Florida Alimony Reform Statute 2016

Modification of Alimony based on retirement was addressed in the Alimony Reform Statute that was recently passed on March 8, 2016. The statute was vetoed by Governor Scott on April 15, 2016.

Under the Alimony Reform Statute, an alimony payor may obtain a termination or a modification of alimony based upon his or her retirement when: (a) the payor has reached the age for eligibility to receive full retirement benefits under the Social Security Act and has retired; or (b) the payor has reached the customary retirement age for his or her profession and has retired from that profession. A payor may file an action for modification or termination of alimony within one year of his or her anticipated retirement date and the court will then decide the customary retirement date for the obligor’s occupation. A determination of the customary retirement age is not an determination of the merits of the petition for termination or modification of alimony.
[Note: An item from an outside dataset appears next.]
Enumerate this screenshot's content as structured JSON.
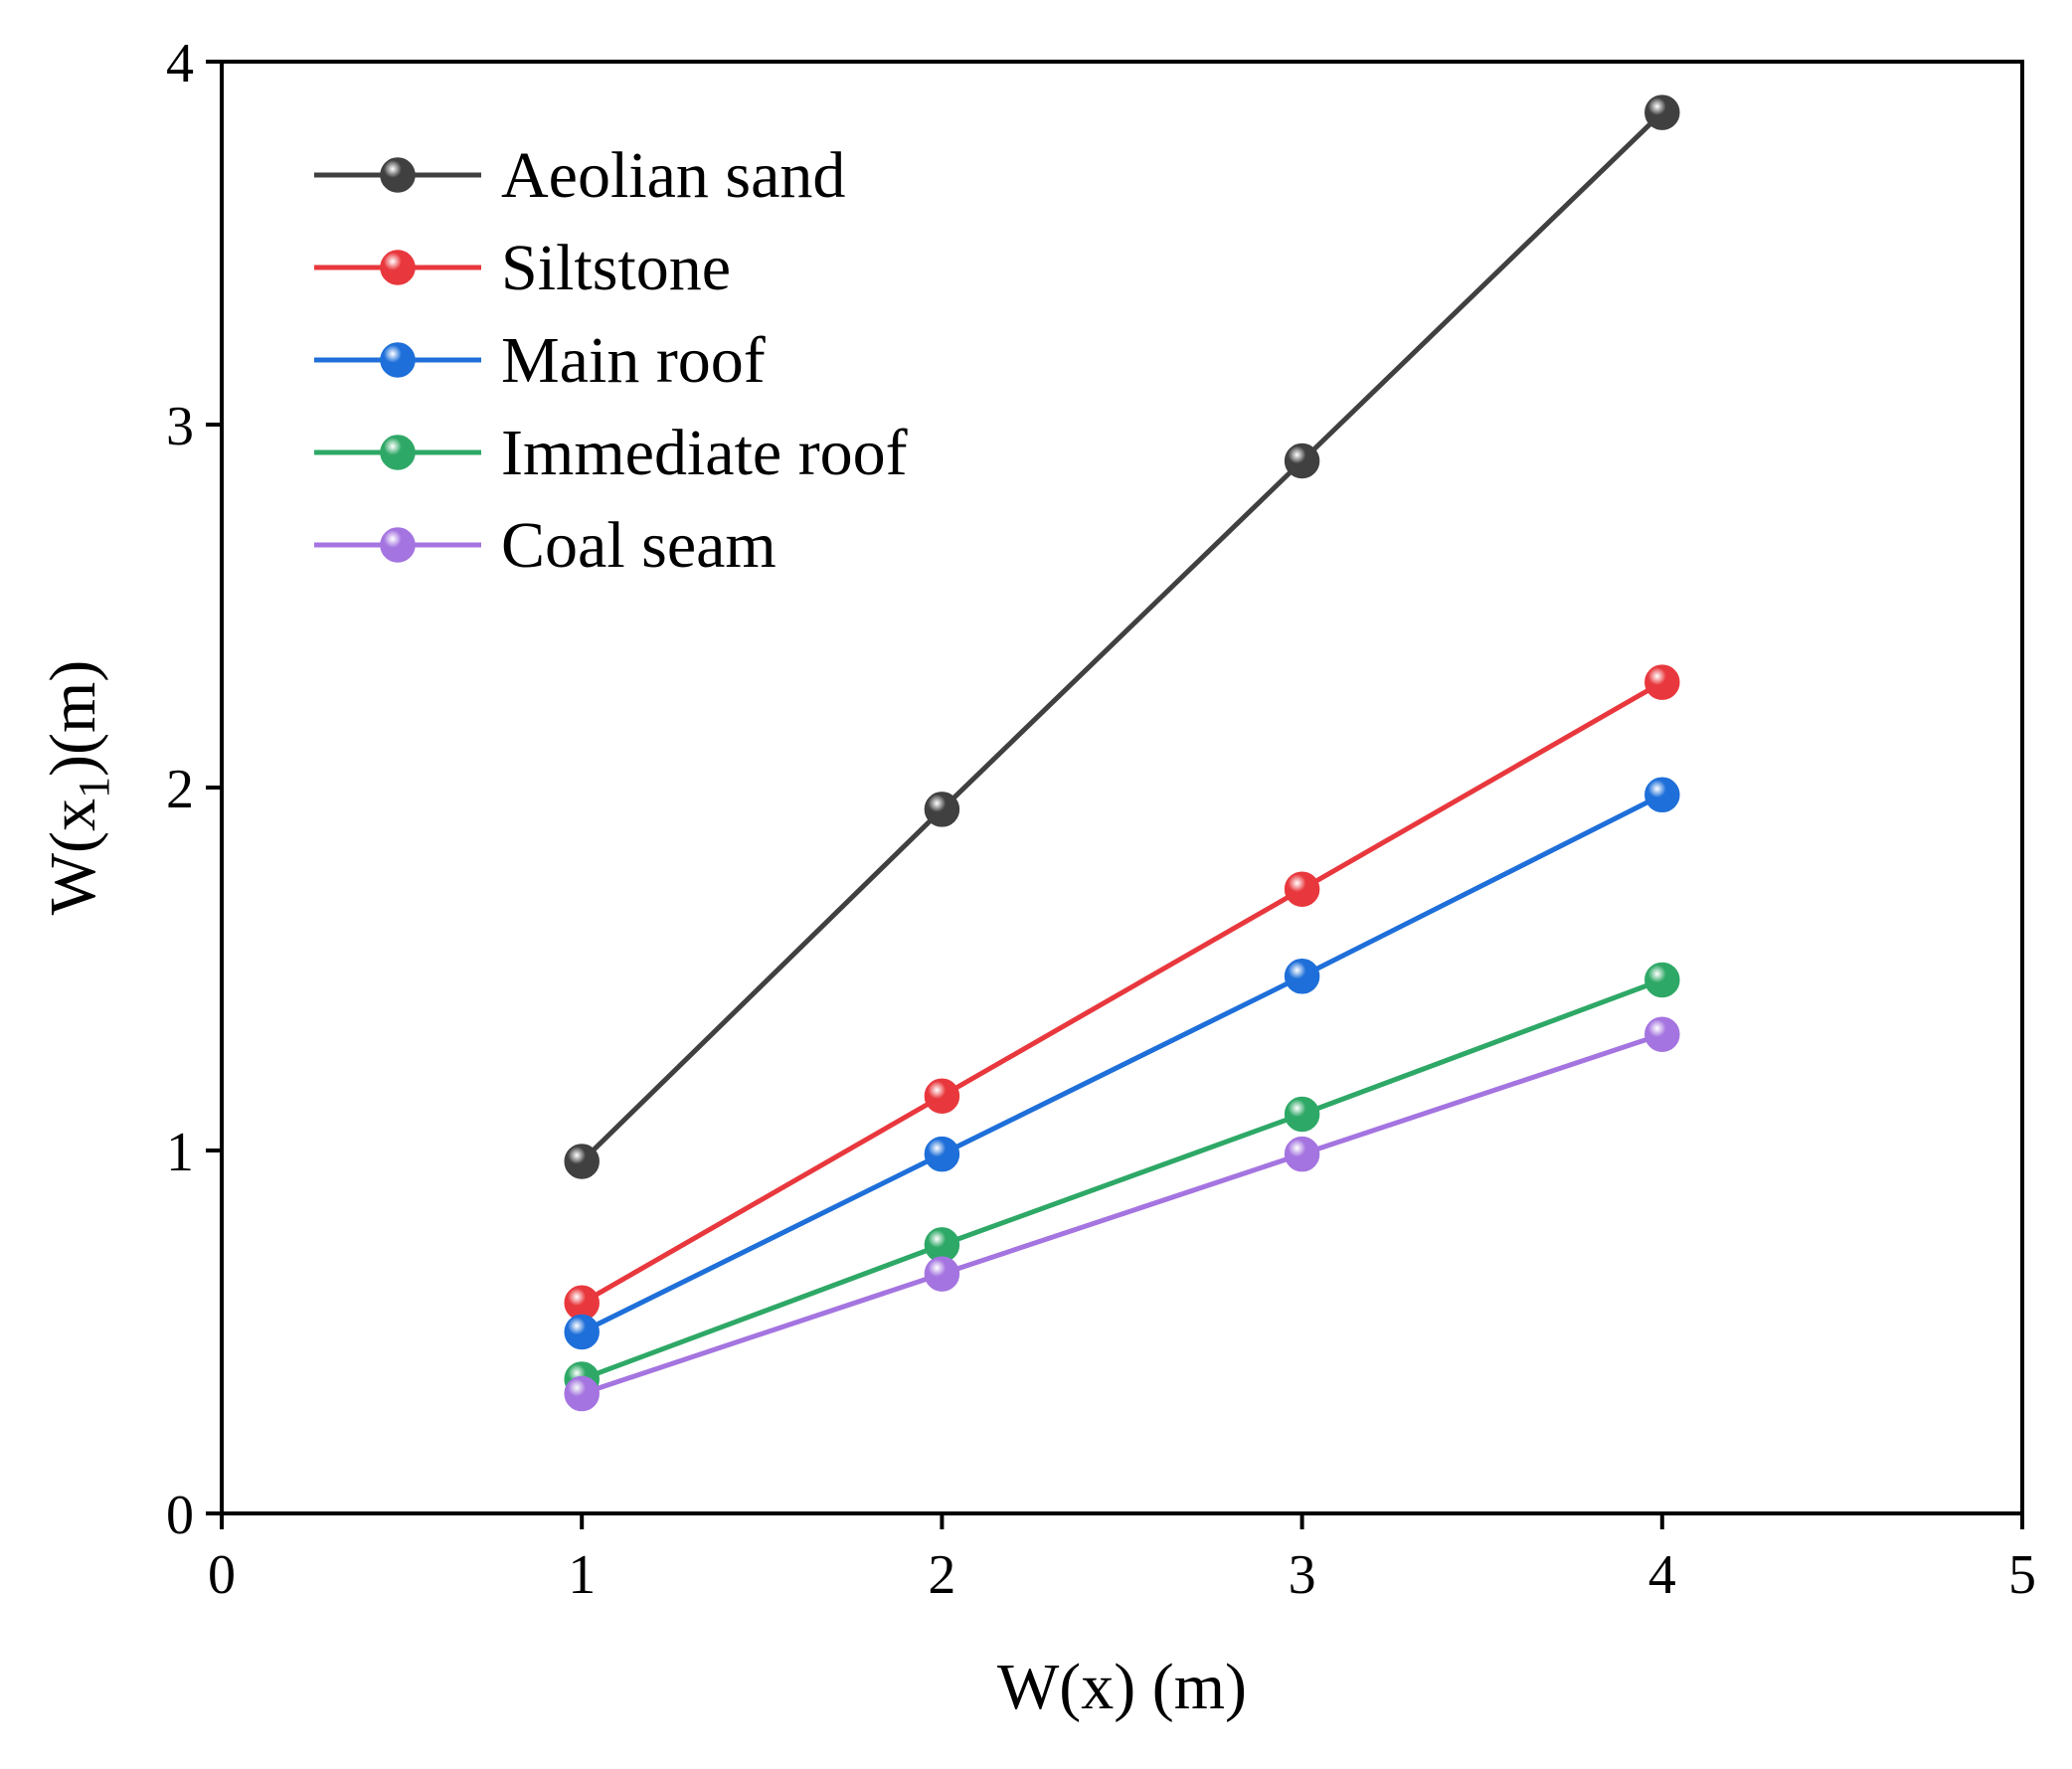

If an alimony payor retires voluntarily before reaching any of the ages described above, the court will decide whether the payor’s retirement is reasonable based upon the payor’s age, health, and motivation for retirement and the financial impact the payor’s retirement on the payee.

A finding of reasonableness by the court shall constitute a substantial change in circumstance.

In the event that the Court finds that the payor’s retirement was reasonable, there is a rebuttable presumption that an alimony payor’s existing obligation should be terminated or modified. The court will either terminate or modify the alimony obligation, or make a decision about whether the rebuttable presumption has been overcome, based upon the following factors: (i) the parties’ ages; (ii) the parties’ health; (iii) the parties’ liabilities and assets; (iv) the parties’ earned or imputed income; (v) the parties’ ability to maintain full-time or part-time employment; and (vi) any other factor deemed relevant by the court.

The trial court is permitted to temporarily suspend or reduce the payor’s alimony payments while his or her supplemental petition for modification or termination is pending.

Any party who unreasonably defends or pursues an action for modification of alimony will be required to pay the attorney’s fees and costs of the prevailing party. A party that is required to pay the prevailing party’s attorney’s fees and costs will not be entitled to receive an award of attorney’s fees and costs against the other party.

There is a rebuttable presumption that a termination or modification of an alimony is retroactive to the date of the filing of the supplemental petition, unless the payee demonstrates that this would be inequitable.